State of Georgia - Part II Country Report - Handbook on Third-Party Funding in International Arbitration
Originally from Handbook on Third-Party Funding in International Arbitration
1.1. TPF Regime in Georgia
The market for, and trends in, Third-Party Funding (TPF) of commercial cases in Georgia resemble overall developments in the United States.
1.1.1. Are there any statutes or case law dealing with TPF or regulating Funders? If yes, please address these.
At present, Georgia has no statute specific to commercial TPF or otherwise regulating commercial funders, and the case law affords no definitive guidance on whether, as a general matter, commercial TPF agreements would offend state public policy or not.
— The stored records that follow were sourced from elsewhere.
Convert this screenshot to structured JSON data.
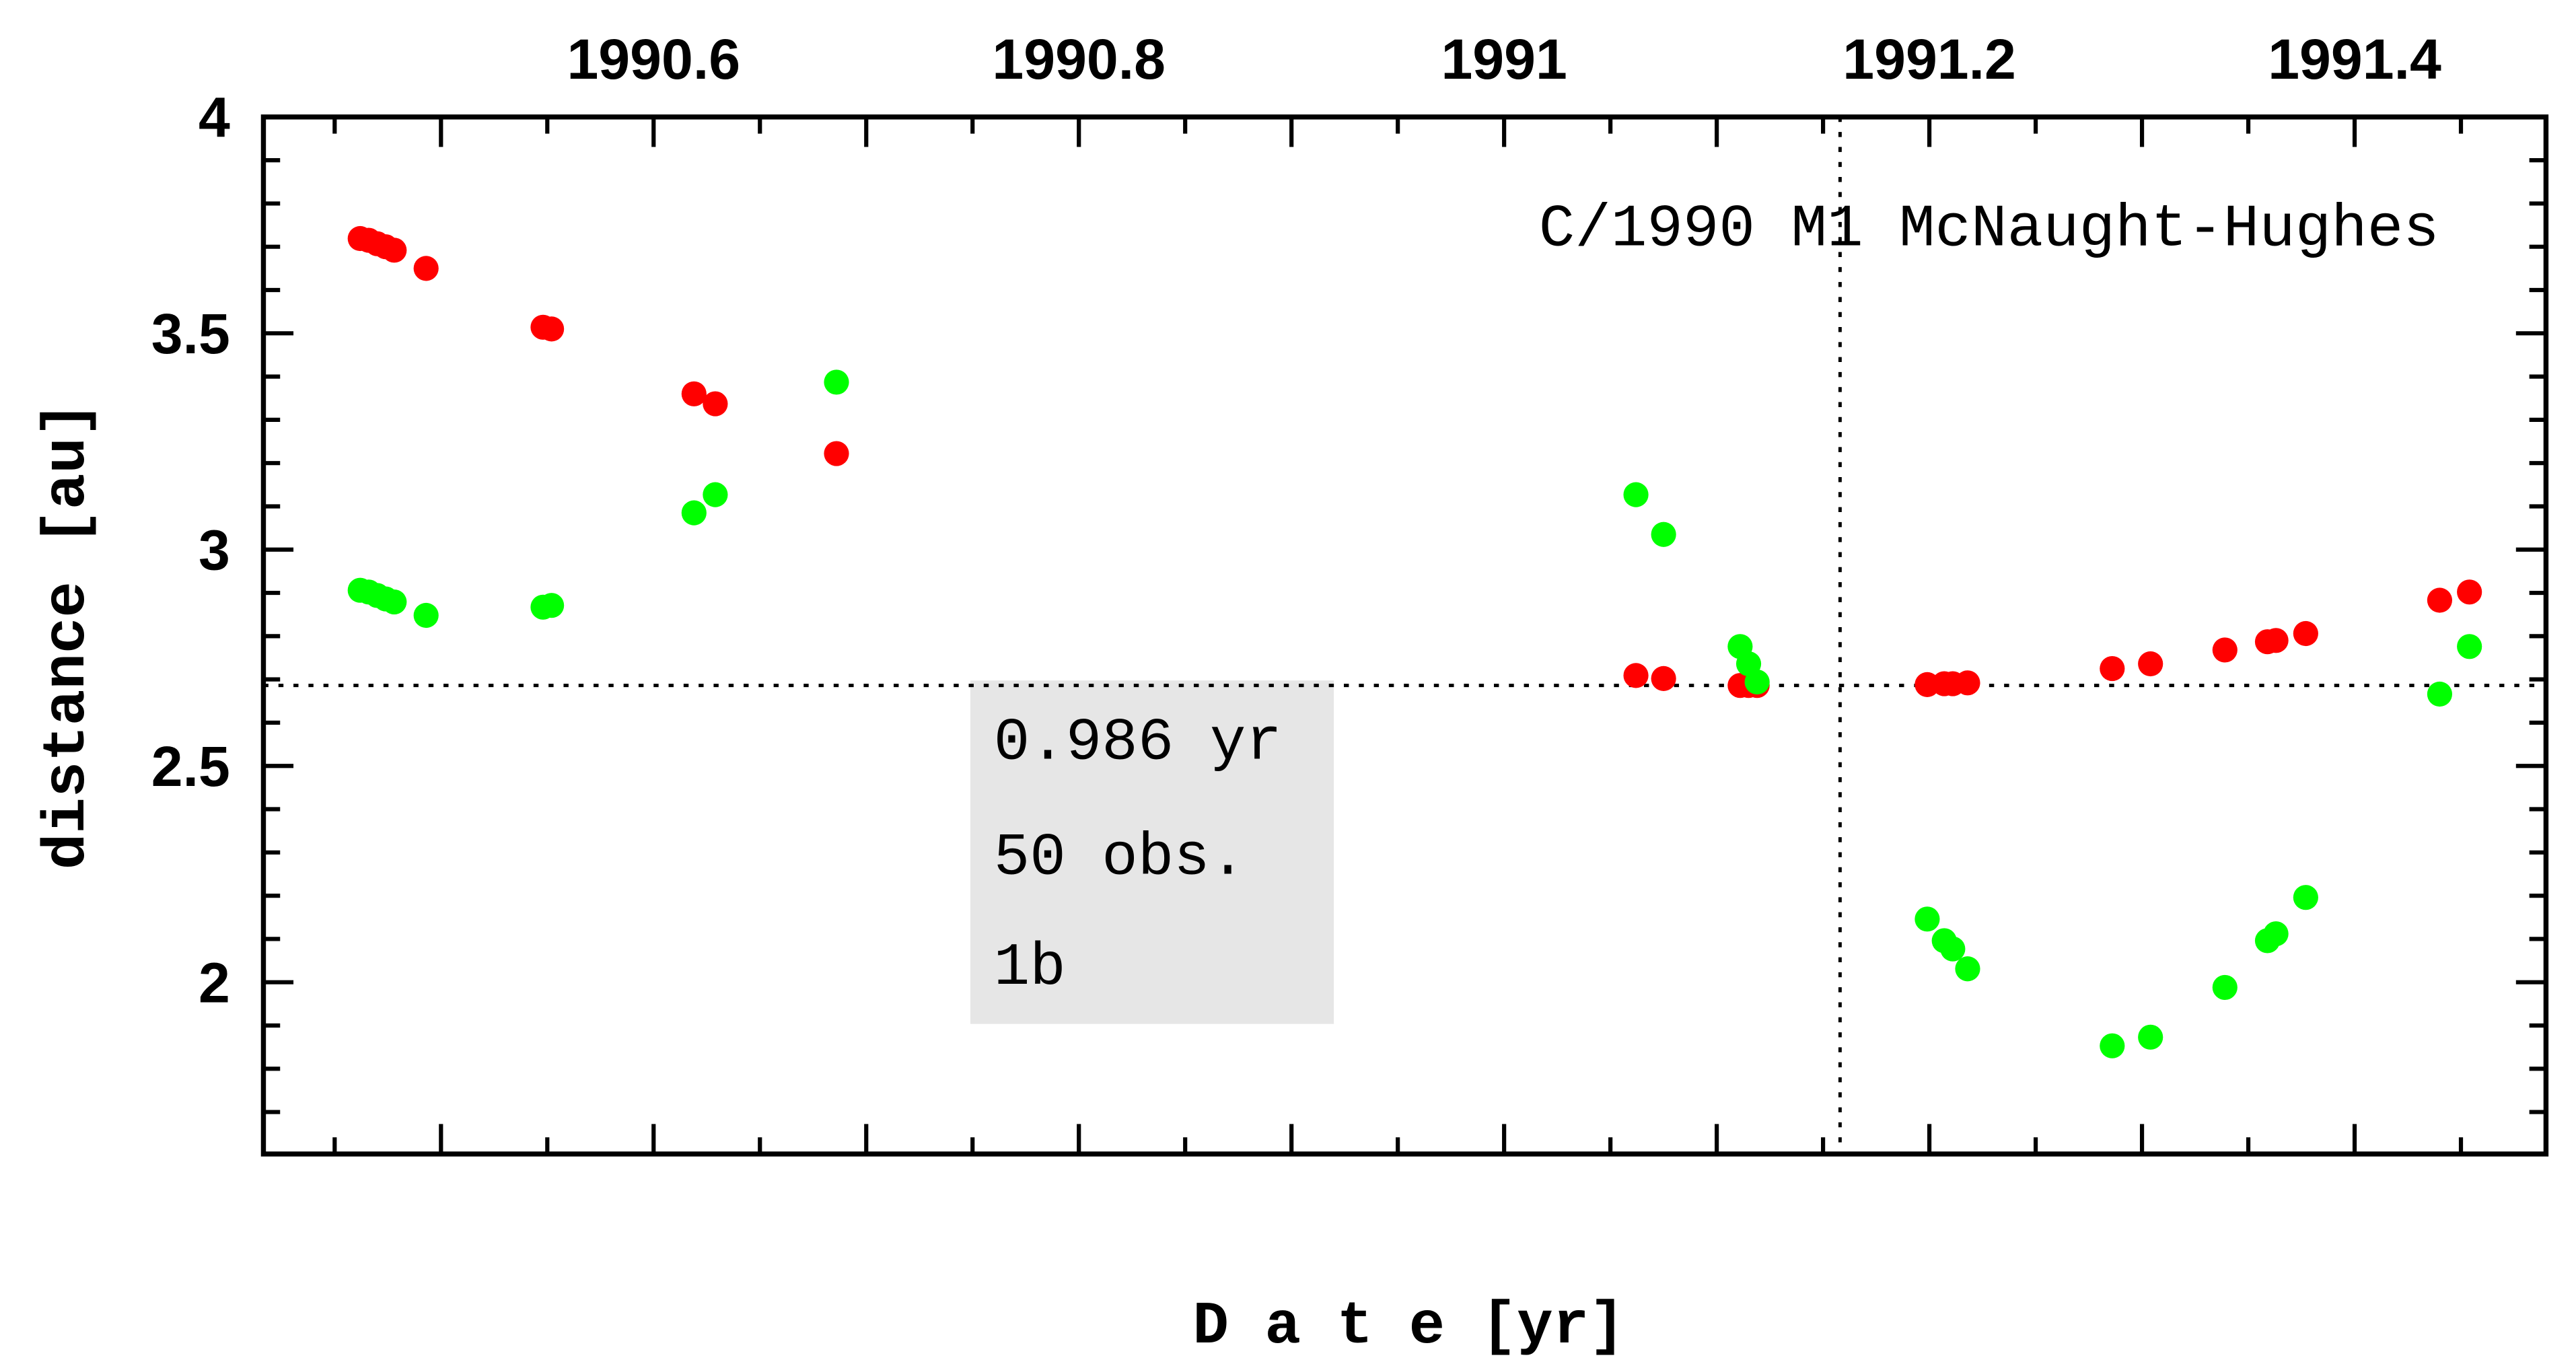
{
  "chart_data": {
    "type": "scatter",
    "title": "C/1990 M1 McNaught-Hughes",
    "xlabel": "D a t e [yr]",
    "ylabel": "distance [au]",
    "xlim": [
      1990.4165,
      1991.49
    ],
    "ylim": [
      1.603,
      4.0
    ],
    "x_ticks": [
      1990.6,
      1990.8,
      1991,
      1991.2,
      1991.4
    ],
    "x_tick_labels": [
      "1990.6",
      "1990.8",
      "1991",
      "1991.2",
      "1991.4"
    ],
    "y_ticks": [
      2,
      2.5,
      3,
      3.5,
      4
    ],
    "y_tick_labels": [
      "2",
      "2.5",
      "3",
      "3.5",
      "4"
    ],
    "grid": false,
    "reference_lines": {
      "vertical_x": 1991.158,
      "horizontal_y": 2.686
    },
    "annotations": [
      "0.986 yr",
      "50 obs.",
      "1b"
    ],
    "series": [
      {
        "name": "red",
        "color": "#ff0000",
        "points": [
          [
            1990.462,
            3.719
          ],
          [
            1990.466,
            3.715
          ],
          [
            1990.47,
            3.707
          ],
          [
            1990.474,
            3.7
          ],
          [
            1990.478,
            3.692
          ],
          [
            1990.493,
            3.65
          ],
          [
            1990.548,
            3.514
          ],
          [
            1990.552,
            3.51
          ],
          [
            1990.619,
            3.36
          ],
          [
            1990.629,
            3.337
          ],
          [
            1990.686,
            3.222
          ],
          [
            1991.062,
            2.709
          ],
          [
            1991.075,
            2.702
          ],
          [
            1991.111,
            2.686
          ],
          [
            1991.115,
            2.686
          ],
          [
            1991.119,
            2.686
          ],
          [
            1991.199,
            2.688
          ],
          [
            1991.207,
            2.69
          ],
          [
            1991.211,
            2.69
          ],
          [
            1991.218,
            2.692
          ],
          [
            1991.286,
            2.725
          ],
          [
            1991.304,
            2.736
          ],
          [
            1991.339,
            2.768
          ],
          [
            1991.359,
            2.787
          ],
          [
            1991.363,
            2.79
          ],
          [
            1991.377,
            2.806
          ],
          [
            1991.44,
            2.883
          ],
          [
            1991.454,
            2.902
          ]
        ]
      },
      {
        "name": "green",
        "color": "#00ff00",
        "points": [
          [
            1990.462,
            2.906
          ],
          [
            1990.466,
            2.902
          ],
          [
            1990.47,
            2.894
          ],
          [
            1990.474,
            2.886
          ],
          [
            1990.478,
            2.879
          ],
          [
            1990.493,
            2.848
          ],
          [
            1990.548,
            2.867
          ],
          [
            1990.552,
            2.871
          ],
          [
            1990.619,
            3.085
          ],
          [
            1990.629,
            3.127
          ],
          [
            1990.686,
            3.387
          ],
          [
            1991.062,
            3.127
          ],
          [
            1991.075,
            3.035
          ],
          [
            1991.111,
            2.776
          ],
          [
            1991.115,
            2.736
          ],
          [
            1991.119,
            2.694
          ],
          [
            1991.199,
            2.146
          ],
          [
            1991.207,
            2.096
          ],
          [
            1991.211,
            2.077
          ],
          [
            1991.218,
            2.031
          ],
          [
            1991.286,
            1.853
          ],
          [
            1991.304,
            1.873
          ],
          [
            1991.339,
            1.988
          ],
          [
            1991.359,
            2.096
          ],
          [
            1991.363,
            2.112
          ],
          [
            1991.377,
            2.196
          ],
          [
            1991.44,
            2.666
          ],
          [
            1991.454,
            2.776
          ]
        ]
      }
    ]
  }
}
Among the contracts designated as specifically against public policy are “[c]ontracts of maintenance or champerty.” O.C.G.A. § 13-8-2. All indications, however, are that TPF arrangements governed by Georgia law or being considered by Georgia courts would not be implicated by this provision per se or otherwise represent any public policy violation. First, reported decisions invoking this provision to invalidate contracts on public policy grounds are scarce, with the last such occurring decades ago and involving an engagement agreement between lawyer and client. Second, a much more recent decision implicitly approved of a commercial litigation funding arrangement. In a dispute between an investor and the TPF, the investor plaintiff raised, among other arguments, a public policy challenge to the underlying TPF contract. In rejecting that challenge, the Georgia Court of Appeals noted that the plaintiff had not shown or alleged that the contracts’ purpose was in any way illegal.”
In addition to the predictive aspect of this authority, for the reasons discussed in the preceding United States discussion, the concerns that animate traditional doctrines of champerty and maintenance are far less applicable in the commercial arbitration context. There, a funded party and the Third-Party Funder typically have more equal bargaining power. Additionally, Georgia policy favors a party’s general freedom to contract, even where it may lead to hardship on one side or unreasonable provisions.